The two emblematic moments of this struggle are Partition and General Ayub Khan’s coup. They are also emblematic moments in the age of what Inskeep calls ‘the instant city’.
“The Partition of India could look so clean on a map,” Inskeep writes. “Muslims over here, Hindus over there, borderlines in between. It was never that simple.” For Inskeep, Partition marks one of the grand moments in Karachi’s instantaneous transformation. Nearly 51 per cent of the city was Hindu when the cataclysmic event of Partition tilted the earth on which millions of Indians stood and “Muslims began tumbling downward into Karachi’s reluctant embrace”.
The influx of vast numbers of Muslims as refugees and Mohammad Ali Jinnah’s inability to stake out a position for the Hindus — “How could he propose unity as he led Muslims into a division so profound?” Inskeep asks — left the minorities stunned survivors, abandoned subjects, forced migrants. Here, the concept of instantaneity that Inskeep attaches to the spatial concept of the city becomes somewhat clear; it was as if the moment of Partition changed Karachi overnight from the city “where it was common for Hindus to pay homage at the shrines of Sufi saints and for Muslims to celebrate Hindu festivals” into the one marred today by the kind of divisions that culminate in attacks like the deadly December 2009 bombing of a Shia religious procession.

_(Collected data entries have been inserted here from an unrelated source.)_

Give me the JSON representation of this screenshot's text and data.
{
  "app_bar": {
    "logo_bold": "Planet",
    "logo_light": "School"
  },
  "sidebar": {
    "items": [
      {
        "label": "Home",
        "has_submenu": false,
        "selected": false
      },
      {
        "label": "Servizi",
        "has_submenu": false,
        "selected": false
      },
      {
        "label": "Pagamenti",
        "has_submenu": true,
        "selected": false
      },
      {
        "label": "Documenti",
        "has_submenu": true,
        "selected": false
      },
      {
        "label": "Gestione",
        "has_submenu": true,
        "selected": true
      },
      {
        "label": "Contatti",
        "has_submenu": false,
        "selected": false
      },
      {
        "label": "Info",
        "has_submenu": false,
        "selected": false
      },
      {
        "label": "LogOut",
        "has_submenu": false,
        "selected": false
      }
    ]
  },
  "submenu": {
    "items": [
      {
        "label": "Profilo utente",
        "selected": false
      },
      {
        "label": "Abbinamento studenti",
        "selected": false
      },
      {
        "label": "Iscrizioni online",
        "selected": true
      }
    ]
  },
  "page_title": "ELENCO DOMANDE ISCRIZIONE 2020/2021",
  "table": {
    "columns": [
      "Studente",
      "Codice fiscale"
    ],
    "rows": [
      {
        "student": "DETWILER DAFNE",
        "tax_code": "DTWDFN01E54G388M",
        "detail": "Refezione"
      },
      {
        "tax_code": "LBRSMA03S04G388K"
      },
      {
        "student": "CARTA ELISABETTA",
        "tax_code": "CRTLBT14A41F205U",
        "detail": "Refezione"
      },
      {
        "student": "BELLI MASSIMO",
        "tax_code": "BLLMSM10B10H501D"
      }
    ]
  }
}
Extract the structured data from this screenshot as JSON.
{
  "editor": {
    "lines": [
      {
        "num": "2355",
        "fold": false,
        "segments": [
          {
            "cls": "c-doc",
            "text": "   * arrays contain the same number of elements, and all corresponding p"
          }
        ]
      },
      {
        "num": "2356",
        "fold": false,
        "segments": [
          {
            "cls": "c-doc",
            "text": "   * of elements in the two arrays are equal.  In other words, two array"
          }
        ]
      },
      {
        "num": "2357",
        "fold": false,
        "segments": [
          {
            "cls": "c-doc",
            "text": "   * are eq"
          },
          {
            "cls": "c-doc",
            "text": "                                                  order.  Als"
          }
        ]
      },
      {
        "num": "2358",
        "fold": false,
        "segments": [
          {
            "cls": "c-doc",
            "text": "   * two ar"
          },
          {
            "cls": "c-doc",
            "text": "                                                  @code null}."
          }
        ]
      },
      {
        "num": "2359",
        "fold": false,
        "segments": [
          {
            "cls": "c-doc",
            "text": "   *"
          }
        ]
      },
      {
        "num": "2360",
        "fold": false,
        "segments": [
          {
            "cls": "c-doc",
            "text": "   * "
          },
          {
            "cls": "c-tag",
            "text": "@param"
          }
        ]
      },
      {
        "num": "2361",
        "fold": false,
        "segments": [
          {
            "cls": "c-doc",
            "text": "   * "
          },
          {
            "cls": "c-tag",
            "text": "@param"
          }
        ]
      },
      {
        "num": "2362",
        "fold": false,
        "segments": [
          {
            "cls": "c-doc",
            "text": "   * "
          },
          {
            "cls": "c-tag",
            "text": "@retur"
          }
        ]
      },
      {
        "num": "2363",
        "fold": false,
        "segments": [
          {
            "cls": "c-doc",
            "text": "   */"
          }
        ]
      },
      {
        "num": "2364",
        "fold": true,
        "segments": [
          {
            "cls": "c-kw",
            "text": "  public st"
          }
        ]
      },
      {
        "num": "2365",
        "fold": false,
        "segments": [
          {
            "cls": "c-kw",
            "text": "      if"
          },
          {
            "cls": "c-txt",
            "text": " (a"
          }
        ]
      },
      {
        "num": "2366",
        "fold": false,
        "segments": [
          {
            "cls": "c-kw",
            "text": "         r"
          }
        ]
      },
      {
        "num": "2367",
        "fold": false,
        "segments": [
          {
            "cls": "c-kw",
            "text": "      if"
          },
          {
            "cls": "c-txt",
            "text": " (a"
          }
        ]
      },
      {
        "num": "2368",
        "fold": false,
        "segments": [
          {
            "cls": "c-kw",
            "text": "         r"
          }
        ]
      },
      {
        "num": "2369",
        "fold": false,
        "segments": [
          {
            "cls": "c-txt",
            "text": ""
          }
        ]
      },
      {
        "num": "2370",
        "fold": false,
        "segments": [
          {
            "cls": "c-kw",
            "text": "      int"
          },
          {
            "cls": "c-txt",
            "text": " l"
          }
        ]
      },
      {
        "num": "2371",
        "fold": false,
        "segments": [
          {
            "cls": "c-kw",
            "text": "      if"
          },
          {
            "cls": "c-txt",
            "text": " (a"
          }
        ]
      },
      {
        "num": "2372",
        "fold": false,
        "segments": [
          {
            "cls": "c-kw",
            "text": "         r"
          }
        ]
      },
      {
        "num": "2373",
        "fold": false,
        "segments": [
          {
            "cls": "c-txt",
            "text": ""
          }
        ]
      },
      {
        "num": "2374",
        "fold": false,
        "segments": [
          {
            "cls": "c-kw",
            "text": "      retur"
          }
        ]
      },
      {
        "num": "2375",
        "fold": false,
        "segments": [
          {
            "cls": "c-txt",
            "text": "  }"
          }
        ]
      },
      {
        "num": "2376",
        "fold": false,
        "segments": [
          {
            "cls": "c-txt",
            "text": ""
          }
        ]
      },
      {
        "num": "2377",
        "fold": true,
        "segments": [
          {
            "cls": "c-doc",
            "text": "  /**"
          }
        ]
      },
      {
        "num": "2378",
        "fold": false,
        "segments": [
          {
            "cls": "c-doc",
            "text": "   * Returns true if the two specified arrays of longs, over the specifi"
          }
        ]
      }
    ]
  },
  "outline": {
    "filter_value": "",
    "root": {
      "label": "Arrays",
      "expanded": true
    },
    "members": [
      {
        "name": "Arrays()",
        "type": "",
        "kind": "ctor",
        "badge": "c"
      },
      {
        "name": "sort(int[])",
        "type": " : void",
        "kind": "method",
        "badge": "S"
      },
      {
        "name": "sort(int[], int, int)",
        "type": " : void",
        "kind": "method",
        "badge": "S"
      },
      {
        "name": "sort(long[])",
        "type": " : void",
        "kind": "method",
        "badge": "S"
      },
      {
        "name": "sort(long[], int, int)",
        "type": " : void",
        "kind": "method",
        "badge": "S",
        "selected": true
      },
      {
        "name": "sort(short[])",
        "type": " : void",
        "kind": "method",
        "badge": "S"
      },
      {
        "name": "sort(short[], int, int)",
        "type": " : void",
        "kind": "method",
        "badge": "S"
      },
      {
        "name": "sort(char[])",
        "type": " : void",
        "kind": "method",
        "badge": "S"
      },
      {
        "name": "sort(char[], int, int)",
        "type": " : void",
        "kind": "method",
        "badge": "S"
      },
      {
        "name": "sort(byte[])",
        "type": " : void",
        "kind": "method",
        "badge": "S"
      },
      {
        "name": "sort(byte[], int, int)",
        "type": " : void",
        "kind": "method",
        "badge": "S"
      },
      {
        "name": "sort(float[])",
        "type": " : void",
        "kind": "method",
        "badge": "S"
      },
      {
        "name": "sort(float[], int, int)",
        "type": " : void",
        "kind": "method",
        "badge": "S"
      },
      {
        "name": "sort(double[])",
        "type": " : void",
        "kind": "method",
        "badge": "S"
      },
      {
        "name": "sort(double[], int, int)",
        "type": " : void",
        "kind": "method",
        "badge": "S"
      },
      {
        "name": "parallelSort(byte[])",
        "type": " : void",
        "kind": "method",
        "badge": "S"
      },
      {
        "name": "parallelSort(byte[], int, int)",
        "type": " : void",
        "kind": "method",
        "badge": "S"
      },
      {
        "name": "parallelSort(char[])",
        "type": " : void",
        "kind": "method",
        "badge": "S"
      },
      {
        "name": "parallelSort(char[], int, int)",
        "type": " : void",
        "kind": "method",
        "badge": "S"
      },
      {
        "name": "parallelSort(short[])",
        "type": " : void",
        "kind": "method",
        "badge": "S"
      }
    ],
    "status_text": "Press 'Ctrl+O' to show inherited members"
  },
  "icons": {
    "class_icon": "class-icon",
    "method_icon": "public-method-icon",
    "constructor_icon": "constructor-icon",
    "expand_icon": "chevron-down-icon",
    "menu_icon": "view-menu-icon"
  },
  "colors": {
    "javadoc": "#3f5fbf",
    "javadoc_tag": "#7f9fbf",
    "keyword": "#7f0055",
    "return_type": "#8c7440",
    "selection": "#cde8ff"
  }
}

This Karachi disfigured by constant tensions and instabilities appeared as if “in a blink,” growing not only in the number of people it held but also in terms of their “frustrated dreams and unintended consequences.”
Other inadvertent changes to the fabric of Karachi occurred over ten years later with General Ayub Khan’s attempt to move people out of central Karachi’s informal neighbourhoods into rambling new suburbs with subsidised homes.
The chapter on the construction of one such settlement, Korangi, is an account of how urban development creates the debris of places and people cast outside the pale of value; how such repositories of society’s leftovers often take a turn for the unexpected, ending up exacerbating the very problems they had set out to correct.
In Karachi’s case, illegal developments and slums crept up in the planned communities and many people were quickly forced to abandon them for want of adequate affordable housing and commuting options.
This kind of eviscerating urbanism, as Inskeep argues throughout the book, is central to the ways in which Karachi has changed. This is sometimes a source of jeopardy to urban life and economy, setting into motion a high-speed version of the process that has led so many ancient cities to ruin.
What will Karachi’s fate be? Inskeep’s answer: Karachi will decide for itself. Indeed, Partition and Ayub’s coup are only two examples of the startling results of attempts, both deliberate and accidental, to refashion Karachi into something it’s not. Inskeep’s book is littered with many more such lightning rods of how grand dreams in some of the world’s greatest cities are buried by simple entropy.
Through his thick description of Karachi, Inskeep not only unravels the constellations of social, institutional and religious histories of Pakistan itself, but also gently reminds us that Karachi shares this feature of schizophrenic growth — its instantaneity — with countless other anxious “instant cities” in the developing world.